# Top Knot Gel



## Harley & Dakotas Mum (Jun 11, 2005)

Hi all

I've been thinking about getting some gel for Dakota's top knot-whispy-bits ... the little fly-away bits that never stay up. So I got some today - I haven't purchased gel since the 80's and there are like a million different ones to choose from now!! LOL

Does anyone use gel for top knots? How do you use it? I just rubbed a little between my fingers & just kind of mooshed it on ... her top knot was already up & I didn't want to have to re-do it - I guess it would have been easier to do it before I did the top knot & comb it in?

Does it dry out the coat? I got one that said it 'non-sticky, no residue & no build up' I'm just wondering if anyone has used it for a while have there been any undesirable effects?

Any feedback welcome!? 

Thanks!


----------



## luvmyfurbaby (Feb 11, 2007)

I used human hair gel on Mia once and the next morning she woke up with green eye boogies. I think the hair must have gotten in her eyes and the gel (dried already) must have irratated her eyes. :smpullhair: I haven't tried it again.


----------



## The A Team (Dec 1, 2005)

I use a top knot gel (I think from CC products). Like you said, I just rub a little bit onto my fingers so I can get Abbey's hair all together. It doesn't do anything to the texture of her hair that I can see - but then I only use it once a week after her bath.

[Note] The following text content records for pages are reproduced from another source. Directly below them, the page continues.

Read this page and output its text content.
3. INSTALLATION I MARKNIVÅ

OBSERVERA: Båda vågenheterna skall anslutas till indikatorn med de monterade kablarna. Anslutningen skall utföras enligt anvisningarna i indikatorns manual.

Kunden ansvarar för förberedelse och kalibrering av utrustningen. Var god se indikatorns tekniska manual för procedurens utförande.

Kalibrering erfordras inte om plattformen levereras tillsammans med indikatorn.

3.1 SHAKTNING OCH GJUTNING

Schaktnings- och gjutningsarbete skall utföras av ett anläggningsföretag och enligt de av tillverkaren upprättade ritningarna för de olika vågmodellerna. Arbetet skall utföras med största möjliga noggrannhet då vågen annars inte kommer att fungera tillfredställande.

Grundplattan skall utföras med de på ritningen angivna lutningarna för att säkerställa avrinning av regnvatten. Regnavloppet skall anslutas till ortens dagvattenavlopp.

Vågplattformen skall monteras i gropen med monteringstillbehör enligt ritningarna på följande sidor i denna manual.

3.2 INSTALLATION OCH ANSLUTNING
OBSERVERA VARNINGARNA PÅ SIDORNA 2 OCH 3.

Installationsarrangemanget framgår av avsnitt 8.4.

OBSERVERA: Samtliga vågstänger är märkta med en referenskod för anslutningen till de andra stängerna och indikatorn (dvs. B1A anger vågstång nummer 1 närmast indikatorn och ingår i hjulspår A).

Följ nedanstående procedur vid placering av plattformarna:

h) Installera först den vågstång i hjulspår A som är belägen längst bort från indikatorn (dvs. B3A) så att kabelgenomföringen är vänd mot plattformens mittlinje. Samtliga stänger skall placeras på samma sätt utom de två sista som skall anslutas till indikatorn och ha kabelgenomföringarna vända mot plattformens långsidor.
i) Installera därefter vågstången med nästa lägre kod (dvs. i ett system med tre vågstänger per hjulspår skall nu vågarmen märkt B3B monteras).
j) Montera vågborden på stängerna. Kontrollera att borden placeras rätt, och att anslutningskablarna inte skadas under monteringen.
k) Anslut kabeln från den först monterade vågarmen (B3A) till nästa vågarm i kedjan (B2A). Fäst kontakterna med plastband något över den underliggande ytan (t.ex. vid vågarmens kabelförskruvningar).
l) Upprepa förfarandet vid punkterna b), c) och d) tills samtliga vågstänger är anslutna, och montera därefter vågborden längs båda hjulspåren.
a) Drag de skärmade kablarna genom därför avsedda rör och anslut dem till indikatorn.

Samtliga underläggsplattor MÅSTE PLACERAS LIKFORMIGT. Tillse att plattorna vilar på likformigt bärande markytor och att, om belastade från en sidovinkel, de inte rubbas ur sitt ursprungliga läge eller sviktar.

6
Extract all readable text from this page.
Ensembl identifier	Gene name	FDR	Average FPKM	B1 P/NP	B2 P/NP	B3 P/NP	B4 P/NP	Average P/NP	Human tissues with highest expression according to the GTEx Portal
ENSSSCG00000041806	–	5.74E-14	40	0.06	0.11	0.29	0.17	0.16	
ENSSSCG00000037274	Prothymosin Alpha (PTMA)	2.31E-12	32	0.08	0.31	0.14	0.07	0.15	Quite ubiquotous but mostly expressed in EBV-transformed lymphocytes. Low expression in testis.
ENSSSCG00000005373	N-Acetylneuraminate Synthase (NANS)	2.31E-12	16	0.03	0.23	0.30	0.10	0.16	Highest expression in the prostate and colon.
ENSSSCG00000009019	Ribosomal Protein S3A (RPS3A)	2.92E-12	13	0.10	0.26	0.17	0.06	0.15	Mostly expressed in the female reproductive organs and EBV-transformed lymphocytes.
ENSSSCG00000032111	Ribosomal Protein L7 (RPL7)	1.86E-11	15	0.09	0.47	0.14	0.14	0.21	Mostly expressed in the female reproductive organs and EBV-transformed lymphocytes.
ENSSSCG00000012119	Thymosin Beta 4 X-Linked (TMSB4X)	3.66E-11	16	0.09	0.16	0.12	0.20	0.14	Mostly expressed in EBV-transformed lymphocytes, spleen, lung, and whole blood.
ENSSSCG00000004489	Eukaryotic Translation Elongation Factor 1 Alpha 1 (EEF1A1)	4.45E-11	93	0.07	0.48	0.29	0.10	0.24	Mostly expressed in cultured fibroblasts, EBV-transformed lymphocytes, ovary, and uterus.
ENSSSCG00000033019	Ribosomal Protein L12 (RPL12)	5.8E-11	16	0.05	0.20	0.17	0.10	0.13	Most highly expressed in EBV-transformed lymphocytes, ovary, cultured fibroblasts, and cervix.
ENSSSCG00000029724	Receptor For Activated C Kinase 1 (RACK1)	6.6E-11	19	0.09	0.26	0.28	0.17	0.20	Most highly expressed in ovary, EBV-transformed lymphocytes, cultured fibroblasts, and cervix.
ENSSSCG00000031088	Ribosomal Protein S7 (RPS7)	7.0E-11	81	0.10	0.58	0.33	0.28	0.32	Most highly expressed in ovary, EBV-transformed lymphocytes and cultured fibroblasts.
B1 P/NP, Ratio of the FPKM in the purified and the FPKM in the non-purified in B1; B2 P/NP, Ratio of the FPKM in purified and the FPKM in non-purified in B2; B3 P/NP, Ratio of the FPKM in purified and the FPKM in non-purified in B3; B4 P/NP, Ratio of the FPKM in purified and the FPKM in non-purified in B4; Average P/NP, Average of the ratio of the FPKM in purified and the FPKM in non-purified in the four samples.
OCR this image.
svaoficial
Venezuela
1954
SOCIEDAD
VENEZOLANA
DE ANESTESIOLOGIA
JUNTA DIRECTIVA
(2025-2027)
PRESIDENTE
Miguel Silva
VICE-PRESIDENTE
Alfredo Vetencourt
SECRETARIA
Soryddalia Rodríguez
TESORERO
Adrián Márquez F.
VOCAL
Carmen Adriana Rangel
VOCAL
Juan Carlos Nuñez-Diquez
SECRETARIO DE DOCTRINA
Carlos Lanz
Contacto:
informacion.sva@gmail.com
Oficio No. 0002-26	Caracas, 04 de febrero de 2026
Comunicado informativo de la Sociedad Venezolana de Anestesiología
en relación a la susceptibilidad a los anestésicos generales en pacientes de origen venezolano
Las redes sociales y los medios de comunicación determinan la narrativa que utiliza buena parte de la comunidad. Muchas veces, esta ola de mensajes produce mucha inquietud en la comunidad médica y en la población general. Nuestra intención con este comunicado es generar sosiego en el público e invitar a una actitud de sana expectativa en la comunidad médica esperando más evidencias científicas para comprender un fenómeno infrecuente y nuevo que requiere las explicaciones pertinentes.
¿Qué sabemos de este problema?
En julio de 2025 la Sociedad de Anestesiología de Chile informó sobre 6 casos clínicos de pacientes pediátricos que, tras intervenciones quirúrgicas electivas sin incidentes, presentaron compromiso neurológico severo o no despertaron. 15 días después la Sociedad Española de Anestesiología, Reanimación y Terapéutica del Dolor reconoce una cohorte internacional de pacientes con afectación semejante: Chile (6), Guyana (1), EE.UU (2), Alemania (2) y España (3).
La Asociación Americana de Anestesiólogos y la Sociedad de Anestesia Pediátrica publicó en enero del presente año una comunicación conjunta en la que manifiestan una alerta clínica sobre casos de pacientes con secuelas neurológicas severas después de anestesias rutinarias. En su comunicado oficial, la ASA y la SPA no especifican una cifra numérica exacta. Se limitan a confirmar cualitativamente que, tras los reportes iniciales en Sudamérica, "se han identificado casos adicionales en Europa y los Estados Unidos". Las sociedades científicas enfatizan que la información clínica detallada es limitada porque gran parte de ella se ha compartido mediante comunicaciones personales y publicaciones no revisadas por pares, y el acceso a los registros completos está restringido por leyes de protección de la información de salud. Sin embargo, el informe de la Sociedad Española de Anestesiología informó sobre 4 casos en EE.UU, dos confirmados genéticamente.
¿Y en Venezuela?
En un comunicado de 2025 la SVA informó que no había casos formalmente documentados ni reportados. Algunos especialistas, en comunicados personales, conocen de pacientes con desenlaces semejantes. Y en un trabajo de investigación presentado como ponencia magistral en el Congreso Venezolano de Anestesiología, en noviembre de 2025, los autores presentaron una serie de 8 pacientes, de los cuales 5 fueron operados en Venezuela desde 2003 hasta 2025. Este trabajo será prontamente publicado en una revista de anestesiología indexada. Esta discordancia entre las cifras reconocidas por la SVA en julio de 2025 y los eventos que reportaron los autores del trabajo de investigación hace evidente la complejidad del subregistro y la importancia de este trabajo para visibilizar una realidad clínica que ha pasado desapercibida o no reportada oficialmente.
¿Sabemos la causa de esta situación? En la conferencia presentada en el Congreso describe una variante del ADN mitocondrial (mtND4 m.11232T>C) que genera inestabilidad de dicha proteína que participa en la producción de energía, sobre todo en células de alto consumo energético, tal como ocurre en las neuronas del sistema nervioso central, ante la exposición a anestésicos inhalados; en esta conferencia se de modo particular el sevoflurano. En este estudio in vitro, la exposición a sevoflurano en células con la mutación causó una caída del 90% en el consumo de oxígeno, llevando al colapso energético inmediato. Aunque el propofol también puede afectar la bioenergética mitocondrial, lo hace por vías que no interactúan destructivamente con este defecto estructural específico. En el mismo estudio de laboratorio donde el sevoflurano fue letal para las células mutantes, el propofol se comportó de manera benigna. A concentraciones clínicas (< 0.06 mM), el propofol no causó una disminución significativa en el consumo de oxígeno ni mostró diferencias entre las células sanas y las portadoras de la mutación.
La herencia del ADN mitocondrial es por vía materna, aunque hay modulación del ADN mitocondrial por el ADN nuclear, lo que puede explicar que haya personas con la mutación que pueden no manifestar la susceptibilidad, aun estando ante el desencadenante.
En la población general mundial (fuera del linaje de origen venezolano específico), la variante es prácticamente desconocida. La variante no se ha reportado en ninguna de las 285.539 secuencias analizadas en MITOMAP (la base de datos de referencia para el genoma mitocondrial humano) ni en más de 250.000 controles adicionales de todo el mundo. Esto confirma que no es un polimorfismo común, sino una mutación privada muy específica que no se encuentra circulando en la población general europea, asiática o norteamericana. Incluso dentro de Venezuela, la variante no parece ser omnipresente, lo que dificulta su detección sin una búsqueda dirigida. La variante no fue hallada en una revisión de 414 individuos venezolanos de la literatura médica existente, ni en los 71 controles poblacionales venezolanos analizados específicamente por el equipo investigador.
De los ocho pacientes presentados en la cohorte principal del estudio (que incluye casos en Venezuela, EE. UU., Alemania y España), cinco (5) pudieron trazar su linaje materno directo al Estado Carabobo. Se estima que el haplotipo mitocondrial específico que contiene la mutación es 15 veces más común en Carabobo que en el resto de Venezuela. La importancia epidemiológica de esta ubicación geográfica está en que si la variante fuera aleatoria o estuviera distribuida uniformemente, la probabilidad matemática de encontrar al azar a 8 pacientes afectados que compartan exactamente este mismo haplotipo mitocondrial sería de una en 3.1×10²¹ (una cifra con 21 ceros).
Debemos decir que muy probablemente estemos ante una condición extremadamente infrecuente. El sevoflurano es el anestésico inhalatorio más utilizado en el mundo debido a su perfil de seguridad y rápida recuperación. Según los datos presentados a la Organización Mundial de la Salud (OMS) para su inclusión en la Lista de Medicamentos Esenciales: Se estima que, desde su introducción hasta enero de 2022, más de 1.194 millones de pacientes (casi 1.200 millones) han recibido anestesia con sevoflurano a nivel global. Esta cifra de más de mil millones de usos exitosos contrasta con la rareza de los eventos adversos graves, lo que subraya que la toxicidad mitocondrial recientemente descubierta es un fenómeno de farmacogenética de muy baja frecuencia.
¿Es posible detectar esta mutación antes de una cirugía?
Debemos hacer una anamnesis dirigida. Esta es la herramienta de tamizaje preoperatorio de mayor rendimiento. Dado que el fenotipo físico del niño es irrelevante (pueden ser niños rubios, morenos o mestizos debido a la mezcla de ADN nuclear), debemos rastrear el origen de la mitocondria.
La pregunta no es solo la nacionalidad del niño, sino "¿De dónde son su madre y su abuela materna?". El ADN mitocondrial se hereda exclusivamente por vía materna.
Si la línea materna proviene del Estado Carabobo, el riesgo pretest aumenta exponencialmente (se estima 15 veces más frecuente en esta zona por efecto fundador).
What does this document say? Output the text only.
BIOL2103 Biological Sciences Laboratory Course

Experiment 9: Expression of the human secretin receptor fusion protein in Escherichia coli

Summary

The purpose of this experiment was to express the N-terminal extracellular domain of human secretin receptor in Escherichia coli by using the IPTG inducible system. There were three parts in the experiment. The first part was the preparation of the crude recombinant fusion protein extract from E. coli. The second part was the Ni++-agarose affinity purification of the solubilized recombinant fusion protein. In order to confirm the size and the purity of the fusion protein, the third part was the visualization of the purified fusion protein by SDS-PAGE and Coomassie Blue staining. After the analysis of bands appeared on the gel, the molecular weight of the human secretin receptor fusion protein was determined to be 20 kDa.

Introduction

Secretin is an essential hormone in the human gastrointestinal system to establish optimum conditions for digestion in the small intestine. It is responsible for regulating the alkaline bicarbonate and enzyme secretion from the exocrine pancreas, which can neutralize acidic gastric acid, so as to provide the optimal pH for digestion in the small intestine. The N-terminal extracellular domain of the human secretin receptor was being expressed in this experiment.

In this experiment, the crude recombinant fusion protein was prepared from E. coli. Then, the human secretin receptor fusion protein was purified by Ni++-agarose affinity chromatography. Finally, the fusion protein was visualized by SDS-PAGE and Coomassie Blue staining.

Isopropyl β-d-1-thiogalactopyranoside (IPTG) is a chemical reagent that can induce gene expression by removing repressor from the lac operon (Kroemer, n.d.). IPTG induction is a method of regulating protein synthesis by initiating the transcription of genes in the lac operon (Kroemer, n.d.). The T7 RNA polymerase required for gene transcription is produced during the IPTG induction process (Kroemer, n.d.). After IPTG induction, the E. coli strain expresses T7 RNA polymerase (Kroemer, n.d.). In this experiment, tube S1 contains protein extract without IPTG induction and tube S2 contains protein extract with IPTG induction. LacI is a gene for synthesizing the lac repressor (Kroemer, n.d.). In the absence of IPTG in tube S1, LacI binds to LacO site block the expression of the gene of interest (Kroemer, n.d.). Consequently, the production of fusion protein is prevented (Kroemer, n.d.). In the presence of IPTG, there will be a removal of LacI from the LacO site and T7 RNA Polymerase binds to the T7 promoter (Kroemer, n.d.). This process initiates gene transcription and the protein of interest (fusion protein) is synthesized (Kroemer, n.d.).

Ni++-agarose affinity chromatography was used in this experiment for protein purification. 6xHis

I like it.


----------



## KandiMaltese (Mar 27, 2007)

http://www.petedge.com/Pet-Silk-Top-Knot-Gel-PK122.pro

I use this stuff. It does a good job. I rarely use it though..only for flyaway hairs.


----------



## Harley & Dakotas Mum (Jun 11, 2005)

Thanks everyone. 

If I can manage to order anything from PetEdge ever again without it costing me the earth to ship, I will absolutely try the Pet Silk gel.


----------



## kiki & pippin's mom (Jun 5, 2007)

I bought Wella's Cholesterol last week, since I'd seen it recommended somewhere here for topknots (in a tutorial?)…it is a conditioner, not a gel, so it doesn't keep the hair exactly in place, but it does help with the fly-a-ways, and it _is_ good for their hair. So far I love it. (I'd better, the jar is HUGE, and cost over $12) I bought some gel a while back, but was too chicken to try it on the lambs (Their hair wants to fall forward like the sheep dogs in old cartoons!)…No sooner do I have the girl's hair 'up' in ponies than they start 'washing' their faces with their paws like cats do to get it down! Ugh! It is _easy_ to re-brush their hair with the Cholesterol in there, but is it difficult to re-brush with gel in there?


----------



## bellaratamaltese (May 24, 2006)

I really like Cindra gel, the pet silk one is too greasy and doesn't work as well, IMO.

One thing you can try is Aussie Sprunch Spray (I'll assume they have it down under, LOL) The unscented one, unless you want them fruity smelling. It's really good for cementing the flyaways but be careful of breakage because it definitely can cement the hair! I have it in a empty nail polish bottle and use the brush. Or you can just get a dab on a fingertip and smooth it on.

Another thing I've used is brow gel (for human eyebrows) It's got a wand like mascara and you just brush it on!


----------